Looking back
Thursday, May 01, 2008
Looking back at one’s own writing, especially those of long time ago, it is hard not to feel a definite degree of embarrassment mingled with an indefinite and secretive degree of narcissistic affection. Rudolf Arnheim, when he has to translate stuff he wrote 25 years ago and put it into a volume now known as “film as art”, writes,
I found myself dealing with my writings as though with the work of a favorite student: pleased to have engendered a kindred mind, a little worried perhaps at his precocious possession of thoughts I cherished as my own, more ruthless in condemnation and correction than when less involved, and yet as meticulous as affection demands.
Recently I discovered some of my stuff written 5, 10 or 15 years ago.

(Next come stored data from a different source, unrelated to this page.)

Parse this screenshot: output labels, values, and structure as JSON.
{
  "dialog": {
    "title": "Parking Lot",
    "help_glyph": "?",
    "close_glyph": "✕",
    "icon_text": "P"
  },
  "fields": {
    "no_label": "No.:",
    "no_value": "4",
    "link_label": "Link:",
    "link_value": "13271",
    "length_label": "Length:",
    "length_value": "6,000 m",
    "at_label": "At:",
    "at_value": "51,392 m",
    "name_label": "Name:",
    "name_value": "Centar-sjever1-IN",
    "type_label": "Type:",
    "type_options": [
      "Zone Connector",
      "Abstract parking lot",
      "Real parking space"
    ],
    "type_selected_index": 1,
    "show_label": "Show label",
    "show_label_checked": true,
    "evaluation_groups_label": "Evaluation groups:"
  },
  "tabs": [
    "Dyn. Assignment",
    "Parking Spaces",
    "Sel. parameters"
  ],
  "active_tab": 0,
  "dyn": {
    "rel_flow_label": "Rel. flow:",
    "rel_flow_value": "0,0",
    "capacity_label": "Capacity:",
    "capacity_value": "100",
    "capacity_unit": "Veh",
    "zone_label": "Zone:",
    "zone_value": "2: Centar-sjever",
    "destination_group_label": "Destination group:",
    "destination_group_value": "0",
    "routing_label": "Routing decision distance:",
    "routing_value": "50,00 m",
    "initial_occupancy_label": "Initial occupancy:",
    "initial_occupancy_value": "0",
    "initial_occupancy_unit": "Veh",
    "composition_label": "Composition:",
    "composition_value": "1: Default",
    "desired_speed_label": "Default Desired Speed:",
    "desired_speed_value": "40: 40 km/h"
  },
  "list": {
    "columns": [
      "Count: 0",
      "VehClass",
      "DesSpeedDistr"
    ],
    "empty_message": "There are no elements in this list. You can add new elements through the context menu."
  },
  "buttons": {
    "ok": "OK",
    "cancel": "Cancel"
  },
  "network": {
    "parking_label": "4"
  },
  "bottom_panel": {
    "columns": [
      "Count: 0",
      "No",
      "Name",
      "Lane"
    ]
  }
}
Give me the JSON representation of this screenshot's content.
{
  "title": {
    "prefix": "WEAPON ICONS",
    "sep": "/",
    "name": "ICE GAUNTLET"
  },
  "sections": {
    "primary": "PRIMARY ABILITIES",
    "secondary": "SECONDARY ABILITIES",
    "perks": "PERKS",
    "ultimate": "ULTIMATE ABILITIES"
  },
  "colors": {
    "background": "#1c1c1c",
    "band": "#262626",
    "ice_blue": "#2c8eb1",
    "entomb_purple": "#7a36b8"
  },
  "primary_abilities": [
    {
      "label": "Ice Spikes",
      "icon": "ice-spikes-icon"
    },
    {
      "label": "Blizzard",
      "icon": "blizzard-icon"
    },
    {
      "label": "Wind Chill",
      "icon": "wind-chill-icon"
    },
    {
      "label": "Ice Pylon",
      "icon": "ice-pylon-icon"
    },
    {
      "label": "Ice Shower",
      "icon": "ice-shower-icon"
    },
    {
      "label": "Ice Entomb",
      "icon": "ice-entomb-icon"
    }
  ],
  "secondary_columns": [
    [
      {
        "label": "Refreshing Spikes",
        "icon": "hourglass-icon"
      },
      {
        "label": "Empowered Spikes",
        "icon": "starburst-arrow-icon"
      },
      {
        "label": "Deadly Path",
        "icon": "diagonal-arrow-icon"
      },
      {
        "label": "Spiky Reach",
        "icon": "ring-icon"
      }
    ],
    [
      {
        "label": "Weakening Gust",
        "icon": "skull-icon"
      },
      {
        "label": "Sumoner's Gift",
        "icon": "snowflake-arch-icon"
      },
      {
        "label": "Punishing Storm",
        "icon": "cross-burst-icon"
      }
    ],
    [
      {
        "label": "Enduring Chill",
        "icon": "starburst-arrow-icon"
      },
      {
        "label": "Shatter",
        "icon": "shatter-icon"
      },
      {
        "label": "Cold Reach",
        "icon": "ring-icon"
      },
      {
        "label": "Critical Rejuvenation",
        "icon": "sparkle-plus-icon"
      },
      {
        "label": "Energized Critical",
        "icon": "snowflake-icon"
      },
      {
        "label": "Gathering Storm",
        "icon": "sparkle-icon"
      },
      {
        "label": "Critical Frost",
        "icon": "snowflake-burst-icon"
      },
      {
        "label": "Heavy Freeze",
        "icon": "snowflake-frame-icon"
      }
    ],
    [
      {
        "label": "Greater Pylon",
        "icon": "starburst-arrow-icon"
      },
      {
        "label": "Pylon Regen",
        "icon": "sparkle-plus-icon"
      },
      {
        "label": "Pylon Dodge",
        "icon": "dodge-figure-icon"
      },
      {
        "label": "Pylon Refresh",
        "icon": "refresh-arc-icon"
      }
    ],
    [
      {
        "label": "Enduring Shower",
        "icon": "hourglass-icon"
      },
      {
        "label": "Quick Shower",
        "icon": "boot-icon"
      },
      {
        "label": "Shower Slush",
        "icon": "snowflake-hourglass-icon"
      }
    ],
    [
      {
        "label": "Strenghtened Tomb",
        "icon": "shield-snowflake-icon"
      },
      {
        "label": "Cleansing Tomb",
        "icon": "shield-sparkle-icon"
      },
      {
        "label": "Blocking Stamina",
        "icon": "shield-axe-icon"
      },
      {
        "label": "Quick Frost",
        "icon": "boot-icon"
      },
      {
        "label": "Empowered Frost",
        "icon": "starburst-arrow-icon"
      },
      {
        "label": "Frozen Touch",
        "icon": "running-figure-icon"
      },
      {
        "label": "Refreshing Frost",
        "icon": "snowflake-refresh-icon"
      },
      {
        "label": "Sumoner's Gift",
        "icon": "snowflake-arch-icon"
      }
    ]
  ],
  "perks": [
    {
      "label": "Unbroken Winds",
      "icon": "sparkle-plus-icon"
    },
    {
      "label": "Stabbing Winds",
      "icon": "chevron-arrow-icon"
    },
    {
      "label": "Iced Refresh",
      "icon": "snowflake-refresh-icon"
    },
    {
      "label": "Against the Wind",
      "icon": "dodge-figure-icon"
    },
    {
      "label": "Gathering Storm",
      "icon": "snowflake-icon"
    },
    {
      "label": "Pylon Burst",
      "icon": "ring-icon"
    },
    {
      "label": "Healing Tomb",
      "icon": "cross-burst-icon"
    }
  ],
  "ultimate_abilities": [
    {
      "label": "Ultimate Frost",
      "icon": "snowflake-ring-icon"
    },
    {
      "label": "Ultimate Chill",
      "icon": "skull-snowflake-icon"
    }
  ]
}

Upon a casual reading, I found myself lamenting on always brash and sometimes untenable assertions, loose reasoning and discursive gap, lack of structure and research, and finally the ridiculously abortive nature of every project. Meanwhile, what strikes me as meaningful is that while I learn to cope with this hopeless world and myself, how little have I gained and how much have I lost! A friend describes my present style as “careless and sarcastic”. Not that it matters, but I was NOT like that before.

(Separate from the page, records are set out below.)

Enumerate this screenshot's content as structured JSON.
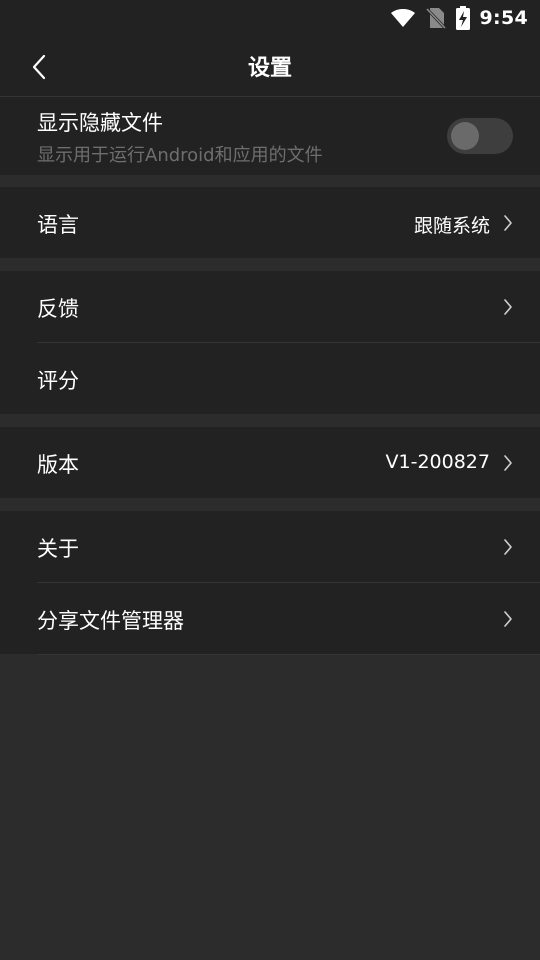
{
  "status_bar": {
    "time": "9:54",
    "icons": [
      "wifi-icon",
      "no-sim-icon",
      "battery-charging-icon"
    ]
  },
  "app_bar": {
    "title": "设置",
    "back_icon": "chevron-left-icon"
  },
  "settings": {
    "show_hidden": {
      "label": "显示隐藏文件",
      "description": "显示用于运行Android和应用的文件",
      "enabled": false
    },
    "language": {
      "label": "语言",
      "value": "跟随系统"
    },
    "feedback": {
      "label": "反馈"
    },
    "rating": {
      "label": "评分"
    },
    "version": {
      "label": "版本",
      "value": "V1-200827"
    },
    "about": {
      "label": "关于"
    },
    "share": {
      "label": "分享文件管理器"
    }
  },
  "colors": {
    "background": "#2c2c2c",
    "surface": "#222222",
    "text_primary": "#ffffff",
    "text_secondary": "#6e6e6e",
    "toggle_track": "#3e3e3e",
    "toggle_thumb": "#6a6a6a"
  }
}
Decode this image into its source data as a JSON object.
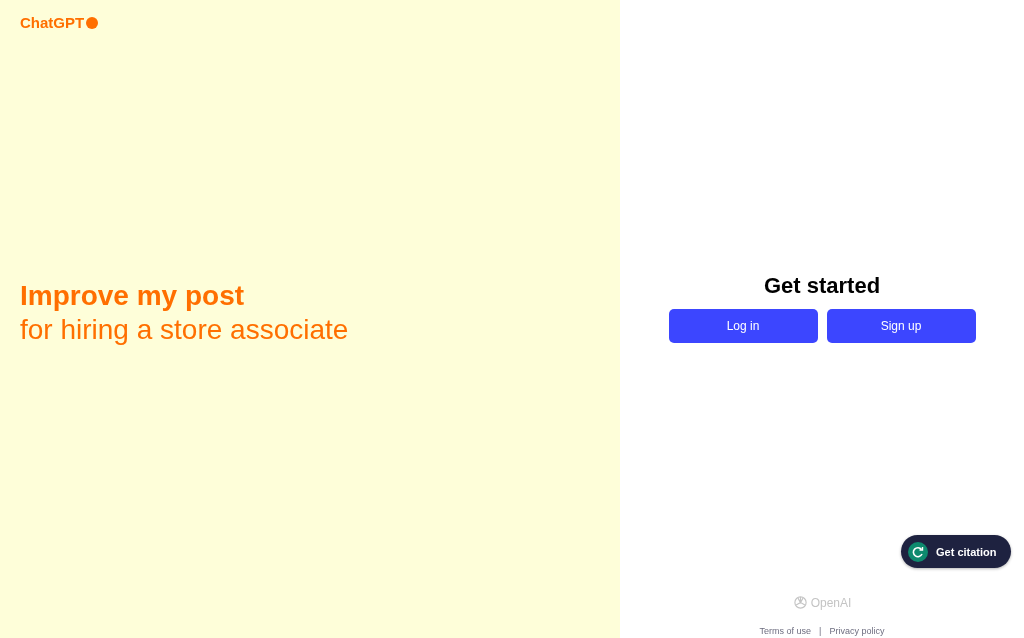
{
  "brand": {
    "name": "ChatGPT"
  },
  "hero": {
    "headline": "Improve my post",
    "subline": "for hiring a store associate"
  },
  "auth": {
    "title": "Get started",
    "buttons": [
      "Log in",
      "Sign up"
    ]
  },
  "widget": {
    "label": "Get citation"
  },
  "footer": {
    "company": "OpenAI",
    "links": [
      "Terms of use",
      "Privacy policy"
    ],
    "separator": "|"
  }
}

An easy conclusion would be to say that the world has squeezed “the precious body fluid” (to quote Kubrick) out of me. Or, I squeeze it myself everyday, willingly or wailingly.

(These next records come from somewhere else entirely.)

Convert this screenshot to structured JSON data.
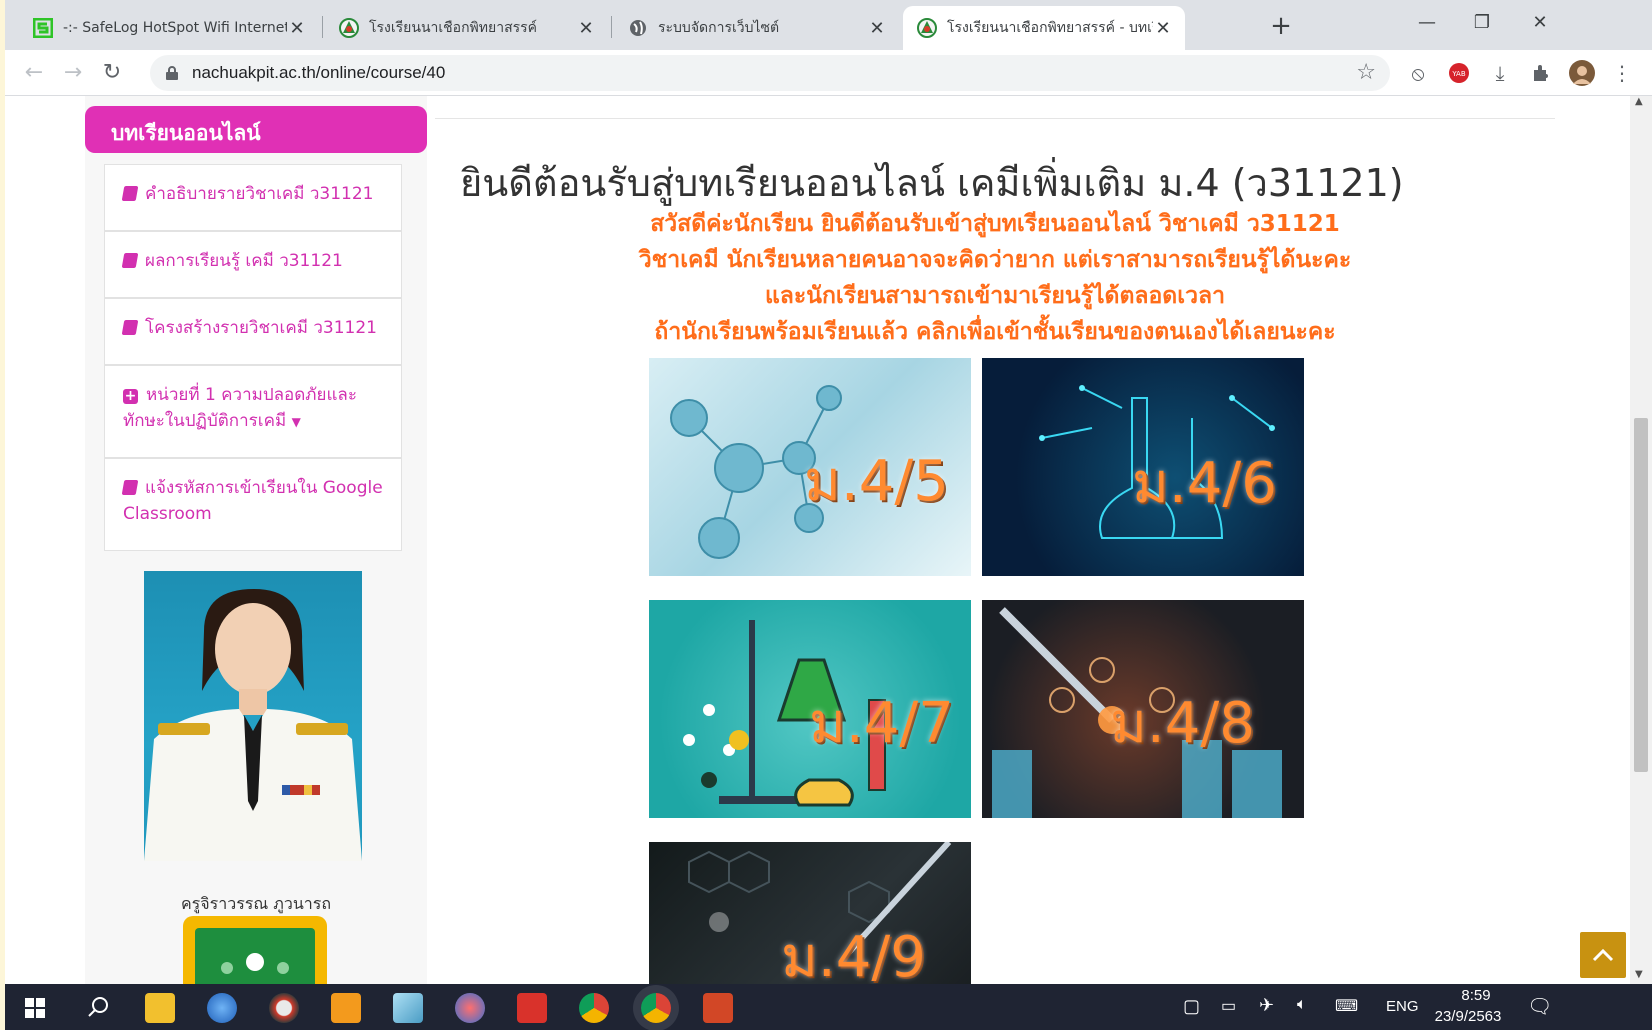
{
  "browser": {
    "tabs": [
      {
        "title": "-:- SafeLog HotSpot Wifi Internet",
        "active": false
      },
      {
        "title": "โรงเรียนนาเชือกพิทยาสรรค์",
        "active": false
      },
      {
        "title": "ระบบจัดการเว็บไซต์",
        "active": false
      },
      {
        "title": "โรงเรียนนาเชือกพิทยาสรรค์ - บทเรียนออ",
        "active": true
      }
    ],
    "url": "nachuakpit.ac.th/online/course/40"
  },
  "sidebar": {
    "heading": "บทเรียนออนไลน์",
    "items": [
      {
        "label": "คำอธิบายรายวิชาเคมี ว31121",
        "icon": "book-icon"
      },
      {
        "label": "ผลการเรียนรู้ เคมี ว31121",
        "icon": "book-icon"
      },
      {
        "label": "โครงสร้างรายวิชาเคมี ว31121",
        "icon": "book-icon"
      },
      {
        "label": "หน่วยที่ 1 ความปลอดภัยและทักษะในปฏิบัติการเคมี",
        "icon": "plus-square-icon"
      },
      {
        "label": "แจ้งรหัสการเข้าเรียนใน Google Classroom",
        "icon": "book-icon"
      }
    ],
    "teacher_name": "ครูจิราวรรณ ภูวนารถ"
  },
  "main": {
    "title": "ยินดีต้อนรับสู่บทเรียนออนไลน์ เคมีเพิ่มเติม ม.4 (ว31121)",
    "greeting": [
      "สวัสดีค่ะนักเรียน ยินดีต้อนรับเข้าสู่บทเรียนออนไลน์ วิชาเคมี ว31121",
      "วิชาเคมี นักเรียนหลายคนอาจจะคิดว่ายาก แต่เราสามารถเรียนรู้ได้นะคะ",
      "และนักเรียนสามารถเข้ามาเรียนรู้ได้ตลอดเวลา",
      "ถ้านักเรียนพร้อมเรียนแล้ว คลิกเพื่อเข้าชั้นเรียนของตนเองได้เลยนะคะ"
    ],
    "classes": [
      "ม.4/5",
      "ม.4/6",
      "ม.4/7",
      "ม.4/8",
      "ม.4/9"
    ]
  },
  "taskbar": {
    "language": "ENG",
    "time": "8:59",
    "date": "23/9/2563"
  },
  "colors": {
    "accent": "#e030b5",
    "greeting": "#ff6d1a",
    "scroll_top": "#c89211"
  }
}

Writing a blog, or anything else except your paper, is like talking to an imaginary interlocutor. Who is this person you are talking to? Instead of saying I have changed, I would rather say that my interlocutor has changed. He is no longer enthusiastic about virtually everything in the universe and he is often tired. Therefore I have become cautious whenever I try to bring up any subject that may potentially interest him. I have to prepare for his dismissive tone, his ruthless scrutiny of my method; he knows where my material is most porous and he thumbs down when I present other people’s idea instead of my own. Most importantly, he doesn’t believe me anymore, at least not as much as he used to.
Therefore I hide myself behind a mask of indifference, a heavy cuirass of irony. It is not that I am disillusioned, my heart turns dark, as late Luxun did. At least he got published and his thoughts shared by millions. Good for him. Not that it matters.
In writing, or thinking, one asserts his existence. Why this existence has to be asserted? This is something I did not question in my youth. And this is the very thing I have become highly suspicious of in my thirties.
Now I realize, sadly, that this is perhaps the only thing that gives you power. One struggles not to question oneself; one writes out of pure inertia.
A skillful writer is one who is obliged to constantly add more strokes to a perennial dissolving painting that is his image in front of the others.
But if we are all doomed to perish, how can we expect that our writings are not?
Somehow, this naïve insistence is all we need, all we need to believe.